Meeting agenda were finalized by the Chairman in consultation with members of the Board. For regular Board
meetings, directors received agenda with supporting Board papers seven days before meetings while documents with
updated financial figures three days prior to meetings. Minutes of Board and committee meetings were circulated to
the respective Board members for comment where appropriate and duly kept in minutes book for inspection by any
director.
All the directors have direct access to the General Counsel and Company Secretary of the Company who are
responsible for advising the Board on corporate governance and compliance issues. Written procedures are also in
place for directors to seek, at the Company’s expenses, independent professional advice in performing their directors’

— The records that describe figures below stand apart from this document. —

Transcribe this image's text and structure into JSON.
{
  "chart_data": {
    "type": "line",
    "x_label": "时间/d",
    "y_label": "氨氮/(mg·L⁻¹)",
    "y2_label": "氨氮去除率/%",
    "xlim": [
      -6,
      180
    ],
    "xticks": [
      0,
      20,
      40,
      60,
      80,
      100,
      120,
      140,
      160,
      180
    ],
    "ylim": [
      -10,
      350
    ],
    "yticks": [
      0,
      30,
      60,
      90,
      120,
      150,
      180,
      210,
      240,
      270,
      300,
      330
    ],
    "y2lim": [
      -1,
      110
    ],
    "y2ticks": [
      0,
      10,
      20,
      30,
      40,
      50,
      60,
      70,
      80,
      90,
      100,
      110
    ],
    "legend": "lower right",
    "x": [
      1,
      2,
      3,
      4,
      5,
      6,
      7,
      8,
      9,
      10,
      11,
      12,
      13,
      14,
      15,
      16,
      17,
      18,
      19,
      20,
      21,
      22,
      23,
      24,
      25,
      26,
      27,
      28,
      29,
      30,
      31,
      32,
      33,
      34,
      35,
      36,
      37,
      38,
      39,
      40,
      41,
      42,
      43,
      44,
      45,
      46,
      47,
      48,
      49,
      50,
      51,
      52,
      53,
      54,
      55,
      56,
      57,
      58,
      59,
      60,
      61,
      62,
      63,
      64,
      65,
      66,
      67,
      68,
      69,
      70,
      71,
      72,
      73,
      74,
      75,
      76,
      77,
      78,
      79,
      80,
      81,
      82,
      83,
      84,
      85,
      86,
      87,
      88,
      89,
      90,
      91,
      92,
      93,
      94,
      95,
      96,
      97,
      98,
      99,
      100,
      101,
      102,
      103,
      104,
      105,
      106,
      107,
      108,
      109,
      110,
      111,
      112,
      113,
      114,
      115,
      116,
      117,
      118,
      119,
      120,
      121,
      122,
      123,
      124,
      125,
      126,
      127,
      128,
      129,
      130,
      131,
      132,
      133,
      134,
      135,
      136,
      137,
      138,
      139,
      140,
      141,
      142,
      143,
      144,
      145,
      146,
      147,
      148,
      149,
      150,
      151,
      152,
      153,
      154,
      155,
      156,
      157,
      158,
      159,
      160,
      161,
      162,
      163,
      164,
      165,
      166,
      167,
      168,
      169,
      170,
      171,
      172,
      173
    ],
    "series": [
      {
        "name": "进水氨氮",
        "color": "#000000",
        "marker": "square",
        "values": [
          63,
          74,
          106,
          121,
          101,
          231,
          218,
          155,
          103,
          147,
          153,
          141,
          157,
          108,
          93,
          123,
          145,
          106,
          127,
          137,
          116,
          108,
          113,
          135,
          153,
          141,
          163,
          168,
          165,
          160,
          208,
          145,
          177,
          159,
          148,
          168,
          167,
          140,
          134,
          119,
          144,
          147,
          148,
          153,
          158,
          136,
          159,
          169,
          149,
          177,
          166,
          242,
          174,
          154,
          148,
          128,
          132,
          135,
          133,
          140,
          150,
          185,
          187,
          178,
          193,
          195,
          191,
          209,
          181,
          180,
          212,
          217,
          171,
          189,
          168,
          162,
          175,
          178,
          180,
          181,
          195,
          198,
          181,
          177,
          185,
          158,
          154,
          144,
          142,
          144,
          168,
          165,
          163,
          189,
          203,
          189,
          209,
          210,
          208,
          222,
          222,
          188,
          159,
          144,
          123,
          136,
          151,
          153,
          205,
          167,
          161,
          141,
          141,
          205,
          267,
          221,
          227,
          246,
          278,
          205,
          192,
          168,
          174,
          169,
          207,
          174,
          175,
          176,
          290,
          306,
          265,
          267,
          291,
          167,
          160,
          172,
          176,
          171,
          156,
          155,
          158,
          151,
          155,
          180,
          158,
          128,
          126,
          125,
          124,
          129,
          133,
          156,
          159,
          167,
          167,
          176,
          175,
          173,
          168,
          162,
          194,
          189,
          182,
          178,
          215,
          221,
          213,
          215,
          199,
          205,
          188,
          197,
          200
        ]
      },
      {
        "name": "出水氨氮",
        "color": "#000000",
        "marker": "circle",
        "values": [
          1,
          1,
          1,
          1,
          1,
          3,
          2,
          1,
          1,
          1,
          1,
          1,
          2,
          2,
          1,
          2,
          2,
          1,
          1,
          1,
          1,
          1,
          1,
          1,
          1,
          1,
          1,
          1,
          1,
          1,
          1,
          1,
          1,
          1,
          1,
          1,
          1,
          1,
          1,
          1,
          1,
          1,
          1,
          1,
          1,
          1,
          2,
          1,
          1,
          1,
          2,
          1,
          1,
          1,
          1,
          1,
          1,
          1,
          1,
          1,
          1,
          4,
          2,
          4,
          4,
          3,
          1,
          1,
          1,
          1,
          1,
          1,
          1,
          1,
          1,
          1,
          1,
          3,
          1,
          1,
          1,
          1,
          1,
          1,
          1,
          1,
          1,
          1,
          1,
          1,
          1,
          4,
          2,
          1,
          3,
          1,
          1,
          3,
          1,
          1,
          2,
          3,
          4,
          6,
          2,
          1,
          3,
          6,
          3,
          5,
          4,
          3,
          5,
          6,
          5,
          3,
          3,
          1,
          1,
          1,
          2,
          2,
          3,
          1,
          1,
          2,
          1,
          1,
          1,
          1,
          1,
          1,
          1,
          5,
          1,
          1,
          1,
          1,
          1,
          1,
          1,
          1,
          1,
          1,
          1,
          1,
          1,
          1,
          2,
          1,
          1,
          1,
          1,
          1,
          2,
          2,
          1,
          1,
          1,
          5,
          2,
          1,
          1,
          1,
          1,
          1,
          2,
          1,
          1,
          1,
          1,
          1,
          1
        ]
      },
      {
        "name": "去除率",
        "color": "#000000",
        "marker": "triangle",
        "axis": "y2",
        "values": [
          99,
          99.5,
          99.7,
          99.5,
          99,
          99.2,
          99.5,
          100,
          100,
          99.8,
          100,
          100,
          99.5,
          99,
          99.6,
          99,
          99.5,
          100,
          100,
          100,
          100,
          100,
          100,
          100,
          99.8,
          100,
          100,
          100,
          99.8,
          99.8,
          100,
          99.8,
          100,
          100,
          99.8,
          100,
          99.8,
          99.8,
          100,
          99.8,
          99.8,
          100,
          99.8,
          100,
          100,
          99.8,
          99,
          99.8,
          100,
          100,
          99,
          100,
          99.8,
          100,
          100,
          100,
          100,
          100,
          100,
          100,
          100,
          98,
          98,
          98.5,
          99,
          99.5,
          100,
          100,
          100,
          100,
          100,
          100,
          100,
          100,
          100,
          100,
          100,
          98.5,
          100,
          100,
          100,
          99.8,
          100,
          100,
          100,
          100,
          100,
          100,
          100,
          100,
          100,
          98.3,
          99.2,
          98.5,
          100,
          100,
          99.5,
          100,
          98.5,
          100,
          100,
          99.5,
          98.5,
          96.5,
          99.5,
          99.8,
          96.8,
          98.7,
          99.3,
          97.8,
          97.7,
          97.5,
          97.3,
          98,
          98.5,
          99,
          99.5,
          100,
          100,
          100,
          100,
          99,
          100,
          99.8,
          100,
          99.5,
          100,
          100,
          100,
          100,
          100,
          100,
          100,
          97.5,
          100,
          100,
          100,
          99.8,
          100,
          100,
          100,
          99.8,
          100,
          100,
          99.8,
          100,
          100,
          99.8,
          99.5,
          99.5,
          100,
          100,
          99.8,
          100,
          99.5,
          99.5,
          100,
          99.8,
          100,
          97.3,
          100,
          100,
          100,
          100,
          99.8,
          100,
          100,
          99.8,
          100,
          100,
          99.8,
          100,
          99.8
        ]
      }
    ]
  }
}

duties. No request was made by any director for such advice during the year. The Company has arranged appropriate
insurance to cover the liabilities of the directors arising from corporate activities. The insurance coverage is reviewed on
an annual basis.
On a bimonthly basis, management furnished updates of the financial performance of the Company to all members of
the Board. Every Board member was furnished with a copy of Non-statutory Guidelines on Directors’ Duties published
by the Hong Kong Companies Registry and a comprehensive induction package on appointment to ensure that he/she
has a proper understanding of the operations and business of the Company and that he/she is fully aware of his/her
responsibilities as a director.
It is expressly provided in the Company’s articles of association that, unless otherwise permissible in the articles of
association, a director shall not vote on any resolution of the Board approving any contract or arrangement or any other
proposal in which he/she is materially interested nor shall he/she be counted in the quorum present at the meeting.